Don't Mime if I Don't



I ran in to a friend of a friend at a bar in late September, a few weeks after my black, shriveled heart was flicked away by my ex.

He used to play in a band with my old college friends.

He asked me out.

We went out.

I was safely out of the denial period of my grief over the break up. Now, I was skillfully straddling the line between unchecked rage for the male species and drunken slut phase. Needless to say, this is not the best mindset to have on one's first date.

Four expensive Bourbons later, I was sobbing whiskey tears and blabbing something about my exhaustion over being a newly-single mother to two dogs and a newly-acquired desire for forced lesbianism (no, this did not work by the way).
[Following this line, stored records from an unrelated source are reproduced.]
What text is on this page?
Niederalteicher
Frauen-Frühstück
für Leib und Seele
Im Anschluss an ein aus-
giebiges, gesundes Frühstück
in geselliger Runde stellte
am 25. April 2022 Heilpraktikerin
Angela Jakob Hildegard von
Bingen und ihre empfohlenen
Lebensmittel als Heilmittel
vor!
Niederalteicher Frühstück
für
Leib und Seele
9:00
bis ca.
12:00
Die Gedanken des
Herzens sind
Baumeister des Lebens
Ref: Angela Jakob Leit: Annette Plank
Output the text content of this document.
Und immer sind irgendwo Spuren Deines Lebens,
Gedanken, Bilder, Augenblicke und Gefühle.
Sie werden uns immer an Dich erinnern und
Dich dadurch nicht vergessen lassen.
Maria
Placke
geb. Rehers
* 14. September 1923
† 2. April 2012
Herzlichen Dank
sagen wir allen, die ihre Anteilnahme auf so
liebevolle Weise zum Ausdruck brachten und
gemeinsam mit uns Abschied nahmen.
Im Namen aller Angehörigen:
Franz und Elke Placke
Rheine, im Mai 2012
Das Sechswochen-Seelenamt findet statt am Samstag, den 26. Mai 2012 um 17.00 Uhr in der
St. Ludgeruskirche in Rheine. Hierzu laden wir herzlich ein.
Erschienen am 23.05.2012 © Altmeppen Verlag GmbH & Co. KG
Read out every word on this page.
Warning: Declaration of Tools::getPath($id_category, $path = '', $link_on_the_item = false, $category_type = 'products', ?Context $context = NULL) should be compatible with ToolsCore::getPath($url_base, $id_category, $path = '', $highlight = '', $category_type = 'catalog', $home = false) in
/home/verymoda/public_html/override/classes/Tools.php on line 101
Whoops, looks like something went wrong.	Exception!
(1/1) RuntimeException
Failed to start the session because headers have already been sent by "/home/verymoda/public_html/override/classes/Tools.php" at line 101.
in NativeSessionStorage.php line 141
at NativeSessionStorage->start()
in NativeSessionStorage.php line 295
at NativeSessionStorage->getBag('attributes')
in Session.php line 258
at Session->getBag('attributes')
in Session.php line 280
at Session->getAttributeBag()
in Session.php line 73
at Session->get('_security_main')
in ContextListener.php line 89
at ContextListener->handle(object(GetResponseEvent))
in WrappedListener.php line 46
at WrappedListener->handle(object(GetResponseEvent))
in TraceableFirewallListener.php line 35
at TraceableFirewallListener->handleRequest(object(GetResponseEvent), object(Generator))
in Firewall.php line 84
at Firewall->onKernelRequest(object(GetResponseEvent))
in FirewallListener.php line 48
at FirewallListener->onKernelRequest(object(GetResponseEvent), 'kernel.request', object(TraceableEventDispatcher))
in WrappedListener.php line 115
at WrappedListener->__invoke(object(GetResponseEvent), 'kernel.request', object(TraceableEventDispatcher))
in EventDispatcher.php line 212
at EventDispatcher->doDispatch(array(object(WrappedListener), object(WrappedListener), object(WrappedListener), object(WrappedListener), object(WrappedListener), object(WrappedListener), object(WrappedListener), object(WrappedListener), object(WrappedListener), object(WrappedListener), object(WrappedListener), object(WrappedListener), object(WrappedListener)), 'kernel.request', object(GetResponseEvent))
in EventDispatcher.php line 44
Sloppy walk, sloppier kissing, and sloppier-yet late dinner together were all surpassed by the figurative black cherry that topped this ever-so-classy night off: getting robbed by a crackhead in downtown.

Keys, wallet, checkbook, purse, phone, dignity... all gone.

For some reason, he was still miraculously intrigued and pursued me. I was shocked, to say the least. But he says even less. He's a mime. That's right. A white-faced, pantomiming, creepy, annoying caricature of an asexual being that we all feel the urge to punch in the groin.

Desperate? Me? Yes.

We started "seeing" each other. Or "sleeping" with each other.

About one month in, he has a talk with me. I don't remember much beyond "I don't think we'd work out. But I still want to be friends."

That's right. Mime Guy broke up with me. A person who spends money on clothing and face paint to walk around parties (unpaid) and harass patrons somehow managed to dump me. We weren't even together!

I'm on a roll, but not quite rockin'.